Considering the impressive talent and self-driving experience that they manage to get together in a short period of time, it will be interesting to see what they can come up with. We are told that the startup has a prototype for its autonomous driving platform, but they are not quite ready to go public with it yet.
You can read Aurora’s statement about the settlement in full here and Tesla’s further down below:
“Self-driving vehicles will save lives, preserve resources, and make transportation more accessible and enjoyable for everyone. Aurora was founded on the premise that experience, innovative thinking, hard work, and a commitment to doing the right thing can accelerate this future.
Delivering on a lofty vision is hard; in late January 2017 it got harder. Tesla filed a meritless lawsuit against us, supported by an aggressive public relations effort. Disappointed, but determined to defend our integrity, we immediately commissioned a comprehensive forensics audit that proved what we already knew to be true: (1) no material Tesla confidential information exists on our personal computers or company systems, and (2) there is no evidence that anyone at Aurora has used or has access to Tesla confidential information.
Today, less than three months after filing (and even before we were permitted to file a response) Tesla has withdrawn its claims, without damages, without attorney’s fees, and without any finding of wrongdoing. We have even agreed to reimburse the cost of a future audit to demonstrate the integrity of Aurora’s intellectual property.
In spite of this distraction, we’ve made great progress this last few months and are excited to now focus all of our energy on making transportation safer and better for all.
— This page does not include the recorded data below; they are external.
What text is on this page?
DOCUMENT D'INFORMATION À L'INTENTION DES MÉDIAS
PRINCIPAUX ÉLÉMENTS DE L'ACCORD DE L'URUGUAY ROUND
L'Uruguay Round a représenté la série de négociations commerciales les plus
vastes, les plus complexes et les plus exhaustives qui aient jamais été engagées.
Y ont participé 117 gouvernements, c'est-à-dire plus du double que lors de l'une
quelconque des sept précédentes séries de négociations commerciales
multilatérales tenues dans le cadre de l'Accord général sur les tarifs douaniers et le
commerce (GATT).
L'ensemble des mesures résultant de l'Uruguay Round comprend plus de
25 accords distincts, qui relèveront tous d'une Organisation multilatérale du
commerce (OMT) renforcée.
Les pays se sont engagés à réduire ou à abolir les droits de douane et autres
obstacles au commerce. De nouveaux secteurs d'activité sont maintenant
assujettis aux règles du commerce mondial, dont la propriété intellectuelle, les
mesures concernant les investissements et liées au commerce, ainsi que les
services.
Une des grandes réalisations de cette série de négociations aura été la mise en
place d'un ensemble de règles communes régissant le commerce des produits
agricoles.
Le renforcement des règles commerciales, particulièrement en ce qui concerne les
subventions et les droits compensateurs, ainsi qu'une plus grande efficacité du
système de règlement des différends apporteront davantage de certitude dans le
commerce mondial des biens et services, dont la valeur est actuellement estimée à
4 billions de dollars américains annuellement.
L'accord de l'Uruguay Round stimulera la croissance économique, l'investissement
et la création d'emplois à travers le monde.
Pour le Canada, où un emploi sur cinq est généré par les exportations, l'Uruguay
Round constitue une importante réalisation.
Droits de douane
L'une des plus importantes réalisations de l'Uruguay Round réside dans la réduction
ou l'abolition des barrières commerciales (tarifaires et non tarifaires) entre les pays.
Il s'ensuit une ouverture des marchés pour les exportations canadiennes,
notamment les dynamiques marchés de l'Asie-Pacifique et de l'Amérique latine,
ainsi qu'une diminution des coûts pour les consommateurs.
We’ve been developing self-driving vehicles since long before it was trendy, and remain committed to bringing this important technology to market with the right team, doing things the right way. Join us!”
“Tesla’s lawsuit against Mr. Anderson, Mr. Urmson, and Aurora has been settled. Under the settlement, Mr. Anderson’s contractual obligations to Tesla will remain in place and will also be extended to Aurora, with additional specific protections being added to ensure there are no further violations. The settlement also establishes a process to allow Tesla to recover all of the proprietary information that was taken from the company, and it provides for Aurora’s computer systems to be subject to ongoing audits to monitor for any improper retention or use of Tesla’s property. Finally, $100,000 was paid to Tesla.”